查询模式

HetaDB 通过 POST /api/v1/hetadb/chat 请求体中的 query_mode 字段支持五种检索策略。本页对每种模式进行说明，包括适用场景和可直接运行的 curl 示例。

总览

`query_mode`	策略	典型延迟
`naive`	向量检索与知识图谱检索并行，加权评分	最快
`rerank`	BM25 + 向量 RRF 融合 → 交叉编码器重排	中等
`rewriter`	LLM 生成 3 个查询变体，并行检索	中等偏慢
`multihop`	ReAct 推理循环（最多 3 轮）	最慢
`direct`	仅依赖 LLM — 无检索	极快

naive

策略： 同时执行向量检索和知识图谱检索，再通过加权评分合并结果，无重排步骤。

适用场景： 大多数查询的默认选择。当问题表述清晰且希望快速响应时使用。

curl -X POST http://localhost:8000/api/v1/hetadb/chat \
  -H "Content-Type: application/json" \
  -d '{
    "query":      "What is the abstract of this paper?",
    "kb_id":      "research_kb",
    "user_id":    "agent",
    "query_mode": "naive"
  }'

rerank

策略： 将 BM25 关键词检索和稠密向量检索通过倒数排名融合（RRF）合并，再用交叉编码器模型对融合候选集进行重排，精度最高。

适用场景： 事实性问题、技术查询，或任何对引用准确性要求较高的场景。

curl -X POST http://localhost:8000/api/v1/hetadb/chat \
  -H "Content-Type: application/json" \
  -d '{
    "query":      "What loss function does the model use?",
    "kb_id":      "research_kb",
    "user_id":    "agent",
    "query_mode": "rerank"
  }'

Tip

rerank 是生产环境 Agent 需要可靠引用时的推荐模式。额外的延迟通常带来显著的精度提升，物有所值。交叉编码器重排依赖 hetadb.query_defaults.reranker_url 配置；未配置时退化为纯 RRF 排序，仍优于 naive 但无交叉编码器增益。

rewriter

策略： LLM 针对原始查询生成三个改写变体，每个变体独立触发检索，结果合并后去重再生成答案。

适用场景： 模糊或表述不清的查询，单一措辞可能遗漏相关文本块的情况（例如带有行话或非正式用语的用户输入）。

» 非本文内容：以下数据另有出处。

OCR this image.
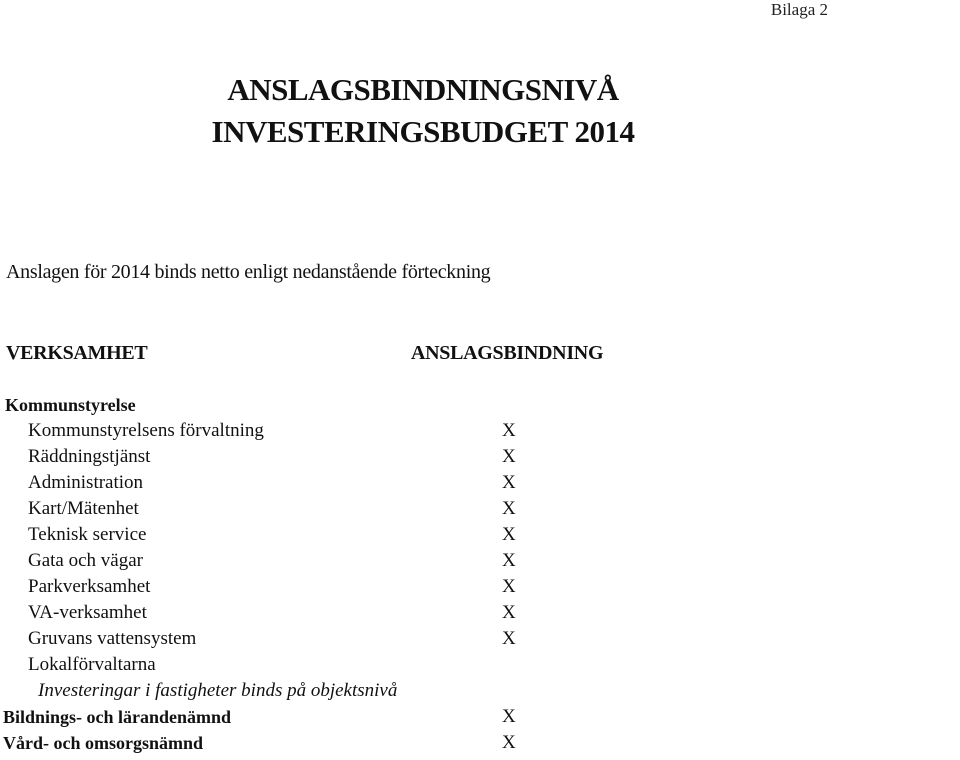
Bilaga 2
ANSLAGSBINDNINGSNIVÅ
INVESTERINGSBUDGET 2014
Anslagen för 2014 binds netto enligt nedanstående förteckning
VERKSAMHET	ANSLAGSBINDNING
Kommunstyrelse
Kommunstyrelsens förvaltning	X
Räddningstjänst	X
Administration	X
Kart/Mätenhet	X
Teknisk service	X
Gata och vägar	X
Parkverksamhet	X
VA-verksamhet	X
Gruvans vattensystem	X
Lokalförvaltarna
Investeringar i fastigheter binds på objektsnivå
Bildnings- och lärandenämnd	X
Vård- och omsorgsnämnd	X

curl -X POST http://localhost:8000/api/v1/hetadb/chat \
  -H "Content-Type: application/json" \
  -d '{
    "query":      "how does the thing handle sequences",
    "kb_id":      "research_kb",
    "user_id":    "agent",
    "query_mode": "rewriter"
  }'

multihop

策略： 实现 ReAct（推理 + 行动）循环，最多迭代三轮检索。每轮检索后，LLM 判断当前上下文是否足以作答，或是否需要继续检索。

适用场景： 需要串联多个事实的复杂问题（例如"对比第 3 节和第 5 节的方法，解释哪种在数据集 X 上表现更好"）。

curl -X POST http://localhost:8000/api/v1/hetadb/chat \
  -H "Content-Type: application/json" \
  -d '{
    "query":      "How does the proposed method compare to the baseline across all three datasets?",
    "kb_id":      "research_kb",
    "user_id":    "agent",
    "query_mode": "multihop"
  }'

Warning

multihop 是最慢的模式。对于简单的事实查询，rerank 或 naive 通常已经足够，无需使用此模式。

direct

策略： LLM 完全依赖其参数化（预训练）知识作答，不执行任何检索。响应中的 data[] 和 citations[] 字段始终为空。

适用场景： 快速获取 LLM 意见、与文档无关的通识性问题，或纯粹用于测试目的时绕过检索栈。

curl -X POST http://localhost:8000/api/v1/hetadb/chat \
  -H "Content-Type: application/json" \
  -d '{
    "query":      "What is the capital of France?",
    "kb_id":      "research_kb",
    "user_id":    "agent",
    "query_mode": "direct"
  }'

Warning

direct 模式完全不读取知识库。上传文档中的特定事实不会出现在答案中。